Just having all the same brand would work but over the years I have shell holders made by at least four different manufacturers so what I do is this

I keep my dies in a workbench organizer I got at a hardware store. Each cartridge has it's own drawer and each drawer has a shell holder in it that is only used with that cartridge. Shell holders are pretty cheap, it is a easy way to get consistency. Just get one for each die box or however you store your dies
 
Just having all the same brand would work but over the years I have shell holders made by at least four different manufacturers so what I do is this

I keep my dies in a workbench organizer I got at a hardware store. Each cartridge has it's own drawer and each drawer has a shell holder in it that is only used with that cartridge. Shell holders are pretty cheap, it is a easy way to get consistency. Just get one for each die box or however you store your dies

That works also. Once again it appeals to my inner demons to have a system that is so consistent across calibers and dies. My wife (who is a a Special Ed teacher (makes sense now doesn't it)) says I have mild OCD. As a OCD gestaltist I like when parts of the whole bring harmony to the whole.:p These are not over riding concerns but mild considerations. Broke my heart when I quit using The matching Redding competition neck sizers, but they were incompatible with the WFT trimmers. The Lee collet neck sizers are compatible.
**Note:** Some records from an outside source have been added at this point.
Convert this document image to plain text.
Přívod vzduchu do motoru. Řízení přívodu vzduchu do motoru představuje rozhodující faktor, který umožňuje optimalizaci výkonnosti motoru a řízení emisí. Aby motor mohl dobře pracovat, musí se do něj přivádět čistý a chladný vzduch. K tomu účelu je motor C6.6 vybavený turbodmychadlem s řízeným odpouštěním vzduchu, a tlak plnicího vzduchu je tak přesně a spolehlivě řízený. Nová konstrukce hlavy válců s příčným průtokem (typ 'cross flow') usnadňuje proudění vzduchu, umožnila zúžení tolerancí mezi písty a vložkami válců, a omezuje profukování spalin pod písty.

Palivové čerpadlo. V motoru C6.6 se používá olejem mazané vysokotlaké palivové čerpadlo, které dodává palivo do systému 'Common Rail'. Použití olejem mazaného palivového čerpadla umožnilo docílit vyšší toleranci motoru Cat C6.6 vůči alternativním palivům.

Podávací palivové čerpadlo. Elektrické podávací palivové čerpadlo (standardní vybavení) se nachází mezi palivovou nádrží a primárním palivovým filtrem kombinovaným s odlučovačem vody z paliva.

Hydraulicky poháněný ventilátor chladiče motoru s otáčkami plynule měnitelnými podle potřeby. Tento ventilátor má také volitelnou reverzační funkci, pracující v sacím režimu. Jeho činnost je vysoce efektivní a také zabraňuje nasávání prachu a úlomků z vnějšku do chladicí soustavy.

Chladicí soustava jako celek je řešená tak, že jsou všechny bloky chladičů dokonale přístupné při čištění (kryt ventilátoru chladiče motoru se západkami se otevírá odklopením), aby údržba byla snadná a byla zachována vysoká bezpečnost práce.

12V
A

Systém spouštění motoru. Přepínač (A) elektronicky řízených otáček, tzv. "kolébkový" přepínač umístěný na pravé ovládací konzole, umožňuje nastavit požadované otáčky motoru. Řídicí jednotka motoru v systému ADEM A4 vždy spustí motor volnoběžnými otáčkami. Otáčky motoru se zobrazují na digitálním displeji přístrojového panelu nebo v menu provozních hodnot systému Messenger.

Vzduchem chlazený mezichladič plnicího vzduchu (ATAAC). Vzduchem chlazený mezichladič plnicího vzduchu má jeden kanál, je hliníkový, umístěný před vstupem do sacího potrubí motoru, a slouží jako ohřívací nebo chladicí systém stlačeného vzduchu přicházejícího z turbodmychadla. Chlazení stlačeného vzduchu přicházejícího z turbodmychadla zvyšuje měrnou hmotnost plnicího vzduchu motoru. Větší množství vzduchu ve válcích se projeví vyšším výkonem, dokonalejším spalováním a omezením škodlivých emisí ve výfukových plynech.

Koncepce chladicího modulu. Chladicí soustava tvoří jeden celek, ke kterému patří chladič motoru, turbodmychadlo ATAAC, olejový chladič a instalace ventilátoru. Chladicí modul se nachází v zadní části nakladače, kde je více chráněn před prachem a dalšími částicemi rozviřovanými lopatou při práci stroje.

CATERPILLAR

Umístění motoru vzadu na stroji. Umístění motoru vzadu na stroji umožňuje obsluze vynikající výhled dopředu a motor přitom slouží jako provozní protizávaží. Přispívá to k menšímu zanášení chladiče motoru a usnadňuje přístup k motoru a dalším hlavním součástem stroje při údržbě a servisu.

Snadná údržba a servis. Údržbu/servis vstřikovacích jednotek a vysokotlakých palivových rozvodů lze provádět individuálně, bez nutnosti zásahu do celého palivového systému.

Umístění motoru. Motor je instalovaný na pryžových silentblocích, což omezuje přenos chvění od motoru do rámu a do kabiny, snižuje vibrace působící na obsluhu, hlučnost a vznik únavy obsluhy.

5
This leads me back to the original topic of the thread. It requires much more input to my press to use the collet dies than the slight cam over of the body dies. And yes I feel the movement of the brass. When I used a full sizing die with and expander ball, the lowering of the ram was the most stressful part of the stroke. I almost believe that I could forgo using lube with the method/system I have come up with. At this time I won't test this theory. The lanolin alcohol mix is pretty cheap.
 
I use the expander ball in my RCBS Standard Full Length Sizing die , it works very well and smooth . I'm sure alot of things come into play , brass thickness and how tight your chamber is . I have to look at my notes to see the outer dimension of the fired case neck. I don't lock down the stem I sandwich a O Ring between two washers at the top of the die between the lock nut , allows the ball and stem to self center . I feel very little resistance and average runout is .001 , if I neck turned my cases I would give removing the expander ball a try . Maybe one day.